The bill, titled “An Act to establish the National Security and Intelligence Committee of Parliamentarians and to make consequential amendments to certain Acts,” was tabled in the Commons by Government House leader Dominic LeBlanc.
The nine-member committee would be made up of seven MPs and two senators who would have the clearance required to delve into “any matter, any activity” related to national security, Minister Goodale said. Of the seven MPs, a maximum of four would come from the governing party.
The minister said the goal of the committee would be to ensure the country’s security and intelligence agencies are keeping Canadians safe while at the same time protecting Canadian values, rights and freedoms.
Minister Goodale said the committee members would have to pass a high level of security clearance and swear an oath of secrecy before assuming their new responsibilities.
He said parliamentarians would need to maintain the confidentiality of information they receive even after they are no longer sitting on the committee.

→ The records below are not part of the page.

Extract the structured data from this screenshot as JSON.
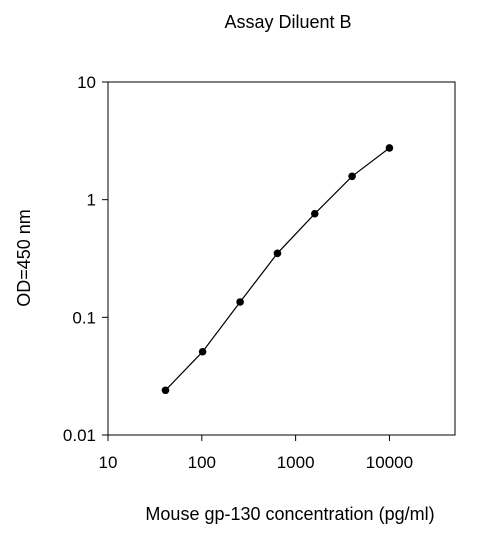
{
  "chart_data": {
    "type": "line",
    "title": "Assay Diluent B",
    "xlabel": "Mouse gp-130 concentration (pg/ml)",
    "ylabel": "OD=450 nm",
    "xscale": "log",
    "yscale": "log",
    "xlim": [
      10,
      50000
    ],
    "ylim": [
      0.01,
      10
    ],
    "xticks": [
      10,
      100,
      1000,
      10000
    ],
    "xtick_labels": [
      "10",
      "100",
      "1000",
      "10000"
    ],
    "yticks": [
      0.01,
      0.1,
      1,
      10
    ],
    "ytick_labels": [
      "0.01",
      "0.1",
      "1",
      "10"
    ],
    "grid": false,
    "legend": "none",
    "series": [
      {
        "color": "#000000",
        "marker": "circle",
        "points": [
          {
            "x": 41,
            "y": 0.024
          },
          {
            "x": 102,
            "y": 0.051
          },
          {
            "x": 256,
            "y": 0.135
          },
          {
            "x": 640,
            "y": 0.35
          },
          {
            "x": 1600,
            "y": 0.76
          },
          {
            "x": 4000,
            "y": 1.58
          },
          {
            "x": 10000,
            "y": 2.75
          }
        ]
      }
    ]
  }
}
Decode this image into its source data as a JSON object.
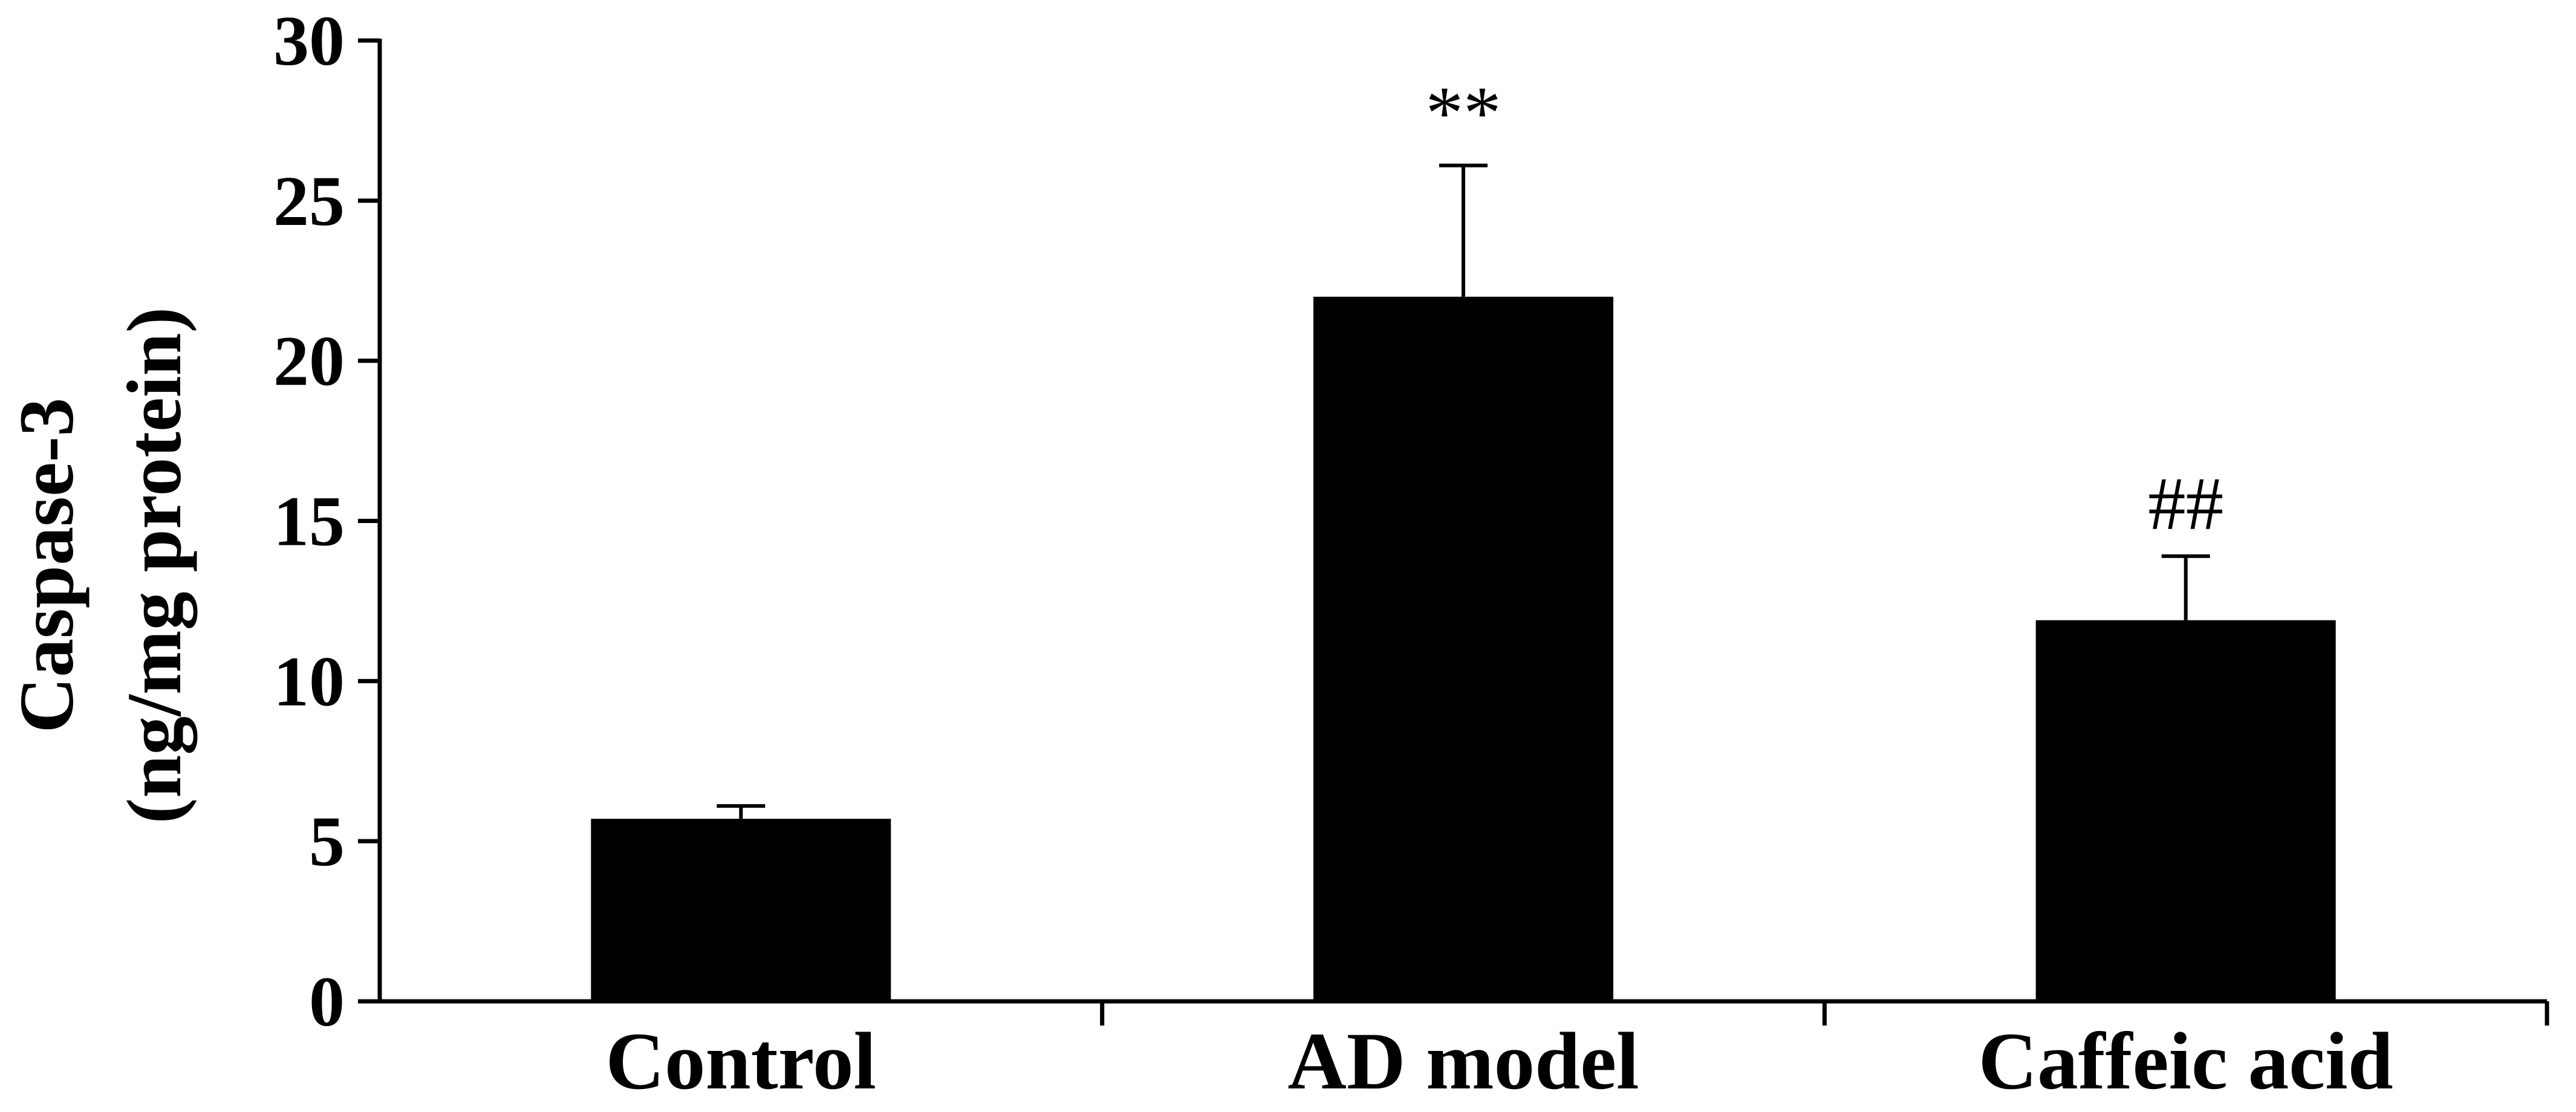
{
  "chart_data": {
    "type": "bar",
    "title": "",
    "xlabel": "",
    "ylabel_lines": [
      "Caspase-3",
      "(ng/mg protein)"
    ],
    "ylim": [
      0,
      30
    ],
    "yticks": [
      "0",
      "5",
      "10",
      "15",
      "20",
      "25",
      "30"
    ],
    "categories": [
      "Control",
      "AD model",
      "Caffeic acid"
    ],
    "values": [
      5.7,
      22.0,
      11.9
    ],
    "errors": [
      0.4,
      4.1,
      2.0
    ],
    "significance": [
      "",
      "**",
      "##"
    ],
    "bar_color": "#000000",
    "grid": false,
    "legend": "none"
  }
}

In addition, members would not be able to claim parliamentary immunity if they divulged classified information.
Ministers would be allowed to withhold information from committee members if handing it over could compromise national security.
Minister Goodale said the onus would be on ministers to explain why they can’t comply with a review and provide substantive answers, not just “a capricious judgment.”
“If the committee is not happy with that explanation, they can make their unhappiness known publicly.
Liberal MP David McGuinty would chair the new committee once the legislation becomes law sometime in the fall, Minister Goodale said.
The Liberal Party promised to create this committee in the last federal election. The government will hold consultations over the summer regarding its review of national security legislation.